Nella città di A. si mangia mediamente male, i ristoranti sono sciatti, i camerieri impreparati e spocchiosi. Servono vini autoctoni di cui vanno molto orgogliosi e non si capisce il perché. Come in almeno altri 10 capoluoghi di provincia, ripetono che la loro pizza è tra le migliori di Italia (e questa come bufala è di certo migliore di quella che usano sulla pizza). Nei dintorni di A. per tutta l’estate fioriscono le sagre paesane il cui livello medio di igiene, olio e qualità è esente da controllo delle ASL perché in caso di ispezione il sindaco e il parroco ne farebbero rimuovere all'istante il direttore sanitario.

La città di A. non è la sola città italiana segnata da una disarmante pochezza in tavola. Anche a C. si mangia davvero male. In nessuna delle due città puoi trovare qualcuno disposto ad ammetterlo: credo sia il coming out più temuto dall'opinione pubblica.
A F. credono, chissà perché, di saper cucinare il pesce; contraddirli in blocco sembra maleducato e ti accorgi che un'opinione papillare potrebbe danneggiare i rapporti di amicizia.
A I., borgo del centro Italia, invece hanno una cripta protoromanica affrescata con 4 evangelisti dalle lunghe barbe e un presepe policromo su legno del '700 che stenderebbero Stendhal ma gli abitanti vanno invece fieramente orgogliosi solo di alcuni dozzinali insaccati troppo salati e di un tipo di lenticchia farinosa senza ragione di esistere a cui alcuni chef prezzolati hanno dichiarato amore mercenario.

L’intera regione L. non ha praticamente un vino che valga la pena di essere stappato ma dirlo è una eresia e l’assessore di turno invece di sviluppare il turismo culturale pompa milioni di soldi pubblici per incentivare l’export di ciofeca a 12 gradi alcoolici verso ignari bevitori cinesi  o kazaki già alticci.

Fuori dall'Italia poi ci sono intere nazioni la cui cucina non troverebbe posto in classifica neppure tra le nostre mense ospedaliere.

Eppure tutti questi, senza eccezione non riescono a esimersi da lodare banali polpette di manzo o pseudopiadine con i fagioli che diventano prelibatezze da non perdere. Per non parlare dell'olio d'oliva di cui sempre più fanfaroni si dichiarano esperti e litigano sul quale sia il migliore d'Italia. E non ne posso più di depliant turistici, siti web, discorsi sul treno, dove sembra che si viaggi, ci si emozioni, si alzino gli occhi dagli smartphone solo per mangiare. Basta coltelli di ceramica scelti per non ossidare la verdura! Obietto a regali di nozze che includono termometri per l'arrosto, wok, spremiaglio, robot multifunzione, pesciera, sempre destinati a arruginire nelle loro scatole originali. Aborro i cake designer, immorali conformisti e irrispettosi della vera destinazione d'uso del cibo.

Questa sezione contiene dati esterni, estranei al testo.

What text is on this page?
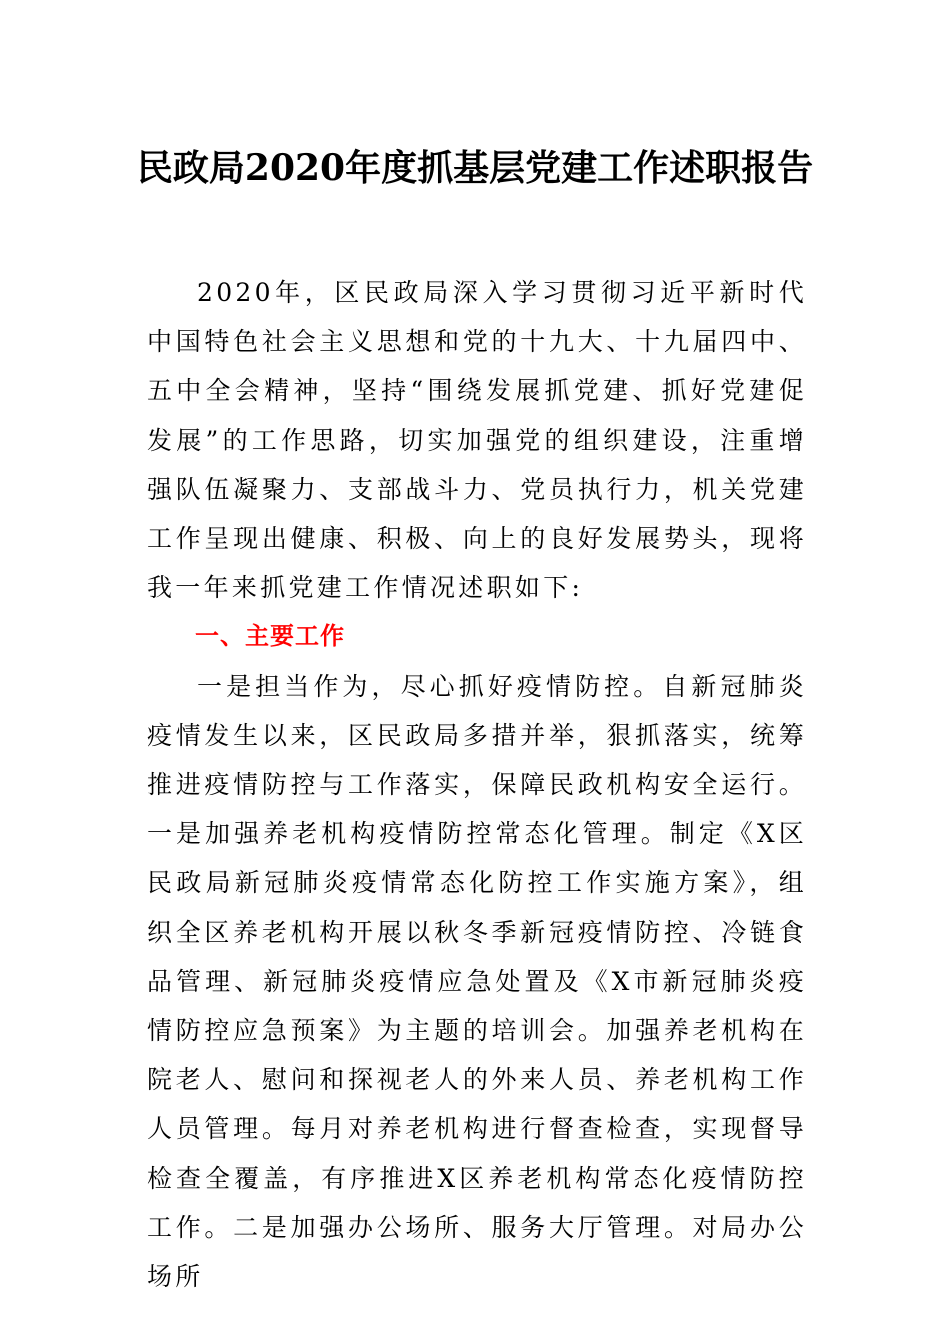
民政局2020年度抓基层党建工作述职报告

2020年，区民政局深入学习贯彻习近平新时代中国特色社会主义思想和党的十九大、十九届四中、五中全会精神，坚持“围绕发展抓党建、抓好党建促发展”的工作思路，切实加强党的组织建设，注重增强队伍凝聚力、支部战斗力、党员执行力，机关党建工作呈现出健康、积极、向上的良好发展势头，现将我一年来抓党建工作情况述职如下:

一、主要工作

一是担当作为，尽心抓好疫情防控。自新冠肺炎疫情发生以来，区民政局多措并举，狠抓落实，统筹推进疫情防控与工作落实，保障民政机构安全运行。一是加强养老机构疫情防控常态化管理。制定《X区民政局新冠肺炎疫情常态化防控工作实施方案》，组织全区养老机构开展以秋冬季新冠疫情防控、冷链食品管理、新冠肺炎疫情应急处置及《X市新冠肺炎疫情防控应急预案》为主题的培训会。加强养老机构在院老人、慰问和探视老人的外来人员、养老机构工作人员管理。每月对养老机构进行督查检查，实现督导检查全覆盖，有序推进X区养老机构常态化疫情防控工作。二是加强办公场所、服务大厅管理。对局办公场所
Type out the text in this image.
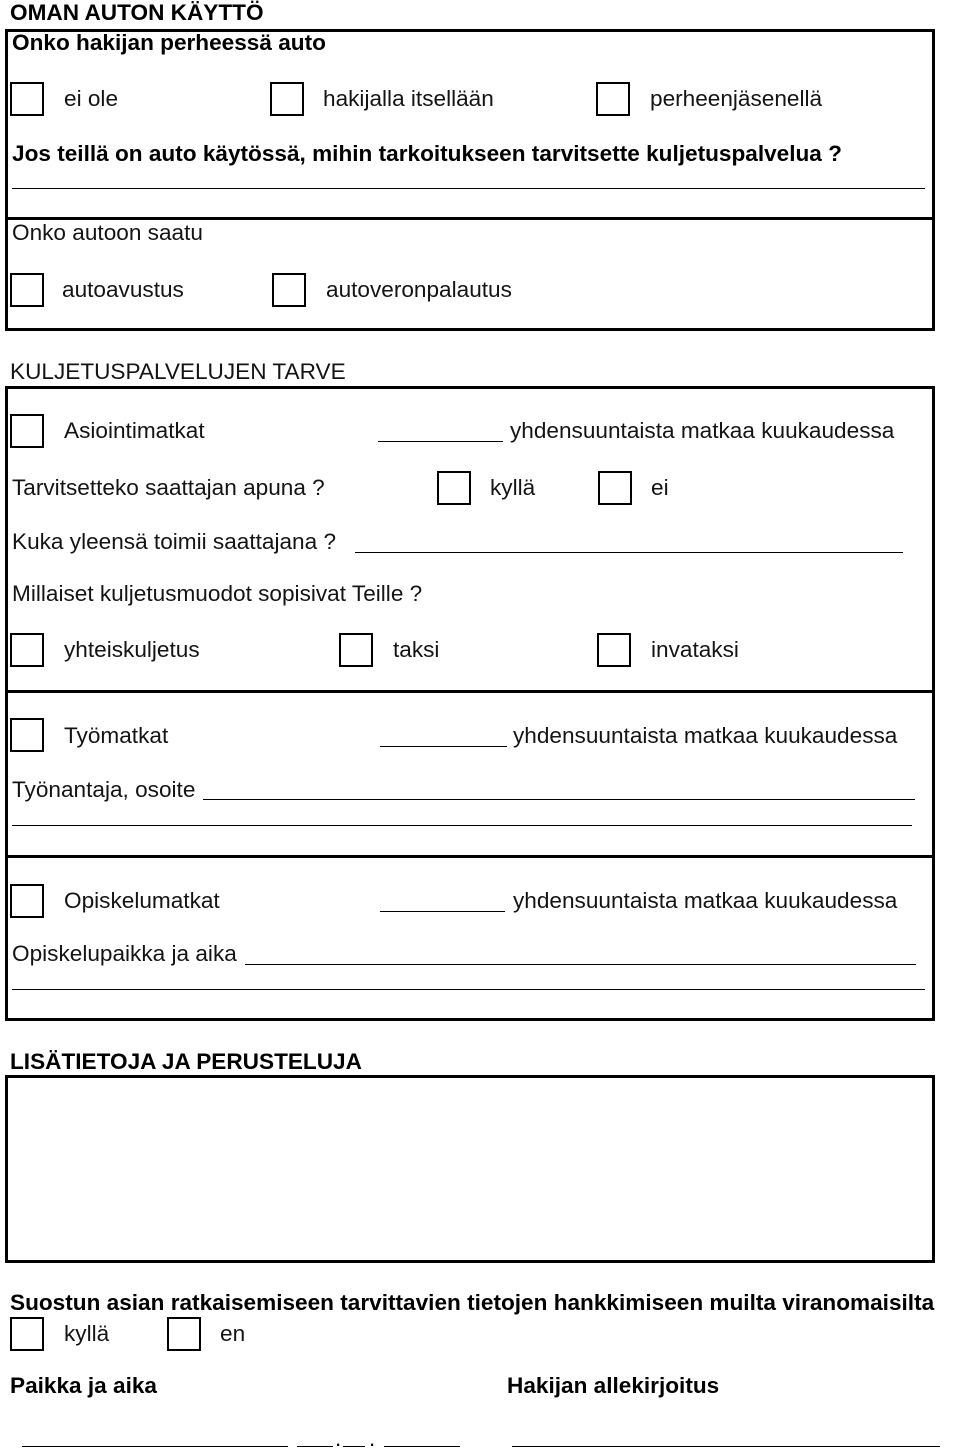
OMAN AUTON KÄYTTÖ
Onko hakijan perheessä auto
ei ole	hakijalla itsellään	perheenjäsenellä
Jos teillä on auto käytössä, mihin tarkoitukseen tarvitsette kuljetuspalvelua ?
Onko autoon saatu
autoavustus	autoveronpalautus
KULJETUSPALVELUJEN TARVE
Asiointimatkat	yhdensuuntaista matkaa kuukaudessa
Tarvitsetteko saattajan apuna ?	kyllä	ei
Kuka yleensä toimii saattajana ?
Millaiset kuljetusmuodot sopisivat Teille ?
yhteiskuljetus	taksi	invataksi
Työmatkat	yhdensuuntaista matkaa kuukaudessa
Työnantaja, osoite
Opiskelumatkat	yhdensuuntaista matkaa kuukaudessa
Opiskelupaikka ja aika
LISÄTIETOJA JA PERUSTELUJA
Suostun asian ratkaisemiseen tarvittavien tietojen hankkimiseen muilta viranomaisilta
kyllä	en
Paikka ja aika	Hakijan allekirjoitus
. .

Ed è raro trovare qualcuno che cucini, e magari sappia descrivere la differenza che provano le dita a fare gli gnocchi con o senza l'uovo nell'impasto. Questo anche se una moltitudine si inebria più volte la settimana delle gesta celebrate degli chef televisivi (il che è confrontabile al fare davvero sesso piuttosto che masturbarsi guardando YouPorn)

Lo penso. Volevo scriverlo. L’ho fatto.